Zamanın Bir Köşesinde

Soğuk ve karlı bir havada, içimi ısıtıp yaşama arzusu uyandırarak parlayan güneşin eşliğinde varlıklarından zevk aldığım iki dostumla yürüyordum. Doğa ananın ağaçlarının yapraklarını karlardan her silkişinde, güneş ışınlarının karlarla buluştuğu topraklara her basışımda ayrı bir mutlulukla doluyordu içim; havanın hüzün dolu olduğu günlere karşı muzaffer hislerle dolup taşıyor ve istikbale karşı umutla bakıyordum. Artık hiçbir şey beni hayal etmekten korkutamazdı, kendi kaderimin efendisiydim ve bir yıldız misali ışıldayacaktım.

 

Anın ve arkadaşlarımın ilginç konuşmalarıyla yarattığı tüm büyüye karşın zihnimin zamanda geri gitmesine engel olamadım, saçlarımın içinden geçmek için beremi tüm sakinliğiyle kaydıran rüzgar bile bunu destekliyor gibiydi. Gözlerimi kapadım, Ankara’nın ayazını tüm benliğimle hissetmek için; arkadaş canlısı güneş, ışınlarını sözüm ona yeryüzünün daha güzel bir yer haline gelişini kutlamak niyetiyle saçıyordu ve sanki bu beni içinde bulunduğum gerçeklikten daha da uzaklaştırıyordu.
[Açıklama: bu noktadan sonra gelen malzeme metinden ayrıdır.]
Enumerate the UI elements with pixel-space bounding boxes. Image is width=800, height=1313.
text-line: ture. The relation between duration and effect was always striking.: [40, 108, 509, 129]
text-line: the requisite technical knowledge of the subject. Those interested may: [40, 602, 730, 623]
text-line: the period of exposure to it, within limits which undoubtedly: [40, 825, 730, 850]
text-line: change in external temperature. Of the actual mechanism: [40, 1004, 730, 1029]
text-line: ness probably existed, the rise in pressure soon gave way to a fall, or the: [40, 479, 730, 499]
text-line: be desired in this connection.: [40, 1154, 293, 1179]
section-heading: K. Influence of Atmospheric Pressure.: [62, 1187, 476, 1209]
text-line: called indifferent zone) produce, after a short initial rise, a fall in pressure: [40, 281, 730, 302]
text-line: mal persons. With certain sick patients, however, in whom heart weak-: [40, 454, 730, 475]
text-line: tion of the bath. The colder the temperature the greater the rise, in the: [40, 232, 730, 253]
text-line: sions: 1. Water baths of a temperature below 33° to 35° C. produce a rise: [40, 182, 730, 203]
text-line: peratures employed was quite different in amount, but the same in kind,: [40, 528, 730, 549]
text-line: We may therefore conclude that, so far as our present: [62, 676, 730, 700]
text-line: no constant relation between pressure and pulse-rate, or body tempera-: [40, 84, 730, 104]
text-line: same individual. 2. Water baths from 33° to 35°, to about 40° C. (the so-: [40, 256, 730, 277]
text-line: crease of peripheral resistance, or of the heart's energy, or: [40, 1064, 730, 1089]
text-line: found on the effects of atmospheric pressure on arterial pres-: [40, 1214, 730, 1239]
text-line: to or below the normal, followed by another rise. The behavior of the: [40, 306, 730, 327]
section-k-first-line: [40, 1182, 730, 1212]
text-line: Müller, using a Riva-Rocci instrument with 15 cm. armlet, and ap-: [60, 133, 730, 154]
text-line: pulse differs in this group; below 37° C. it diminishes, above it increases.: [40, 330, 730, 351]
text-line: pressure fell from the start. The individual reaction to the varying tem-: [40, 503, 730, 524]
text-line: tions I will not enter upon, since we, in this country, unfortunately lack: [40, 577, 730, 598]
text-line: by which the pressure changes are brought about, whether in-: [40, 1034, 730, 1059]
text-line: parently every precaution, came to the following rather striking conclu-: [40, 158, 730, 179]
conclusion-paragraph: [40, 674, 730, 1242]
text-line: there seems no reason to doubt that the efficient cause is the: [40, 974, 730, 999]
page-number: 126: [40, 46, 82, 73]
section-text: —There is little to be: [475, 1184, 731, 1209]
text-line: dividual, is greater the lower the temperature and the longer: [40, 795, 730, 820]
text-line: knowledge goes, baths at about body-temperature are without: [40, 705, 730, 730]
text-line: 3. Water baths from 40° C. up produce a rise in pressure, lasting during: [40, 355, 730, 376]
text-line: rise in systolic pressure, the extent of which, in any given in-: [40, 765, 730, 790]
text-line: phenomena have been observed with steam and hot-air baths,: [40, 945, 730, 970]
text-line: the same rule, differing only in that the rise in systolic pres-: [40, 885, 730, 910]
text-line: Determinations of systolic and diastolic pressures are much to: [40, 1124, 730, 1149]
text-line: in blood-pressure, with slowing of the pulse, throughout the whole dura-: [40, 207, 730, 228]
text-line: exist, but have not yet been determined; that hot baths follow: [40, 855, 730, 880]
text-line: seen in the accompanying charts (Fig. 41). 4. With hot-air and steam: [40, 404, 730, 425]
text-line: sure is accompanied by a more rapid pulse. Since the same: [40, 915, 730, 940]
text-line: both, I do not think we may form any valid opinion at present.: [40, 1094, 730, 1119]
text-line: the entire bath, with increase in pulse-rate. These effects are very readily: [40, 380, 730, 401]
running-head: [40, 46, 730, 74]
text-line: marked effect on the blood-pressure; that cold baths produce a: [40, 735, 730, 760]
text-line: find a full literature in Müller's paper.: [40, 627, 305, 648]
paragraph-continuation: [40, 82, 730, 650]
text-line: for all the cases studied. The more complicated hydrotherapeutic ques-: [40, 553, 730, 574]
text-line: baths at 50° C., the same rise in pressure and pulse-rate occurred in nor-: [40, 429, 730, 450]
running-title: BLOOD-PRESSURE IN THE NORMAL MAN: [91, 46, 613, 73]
Uzun bir zaman sonra ilk defa bahtiyar olduğumu fark etmiştim, zamanda kontrolüm dışında gelişen yolculuğum başlarken bunun aslında bir yanılgı olup olmadığını merak etmeye başlamış olsam da.

 

 

Kendimi şık ve mumlarla aydınlatılmış geniş ve heyecan verici bir balo salonunda buluvermiştim. Hayatımda hiç böyle bir yerde mevcudiyet gösterdiğimi anımsamıyordum, hiçbir şey tanıdık gelmiyordu fakat ruhumun tamamlandığını hisseder gibi olmuştum ki bu beni biraz sorgulamaya itmişti. Nasıl oluyordu da tamamen yabancı bir ortam bana bu kadar olmam gereken yermiş gibi geliyordu? İnsanlar günümüze uygun giyinmemişlerdi, hal ve tavırları da fazlasıyla zarifti. Çok sevdiğim vals müziklerini çalan orkestrayla dans eden çiftler de baş gösteriyordu burada. Hiç bu kadar evimde hissetmemiştim. Zamanda yolculuktu bu, daha çok ruhumun özlemleri için gerçekleşen ve benim hayatımdan bir zaman dilimi barındırmayan.

 

 

Tiril tiril tuvaletlerle ve narin eldivenlerle bir topluluk olarak rengarenk görünen kadınlar, centilmen erkekler tarafından dansa kaldırılıyorlar ve izleyenleri de özendiren bir şekilde vals yapıyorlardı. Orkestra o kadar profesyoneldi ki dinleyicinin kulağının pası nasıl silinir çok iyi bildikleri belliydi ve insanın içine dünyanın en tatlı heyecanını katıyorlar desem yeriydi. Oturan kadınlar yelpazelerini ortalamanın üstünde bir hızla sallıyorlar, önlerinden dans ederek geçen çiftlere memnuniyetle bakıyorlardı. Dans ile pek içli dışlı olmayan erkekler ise iş arkadaşlarıyla politika, bilim, sanat ve ticaret hakkında entelektüel seviyesi yüksek sohbetler ediyorlar ve bu sohbetler bana kendimi daha çok eğitmem konusunda ilham veriyordu. Bulunduğum ortam o kadar eğlenceli ve huzur vericiydi ki, çevremdeki şairaneliğe odaklanmaktan yanıma gelen bir beyefendinin sorusunu birkaç saniye sonra kendisi tekrar edince ancak duyabildim: ” Ev sahibeleri olarak sizi çok yalnız bıraktık, lütfen kusurumuza bakmayın. Eğer arzu ederseniz sizinle tanışmak beni çok memnun eder, hanımefendi.”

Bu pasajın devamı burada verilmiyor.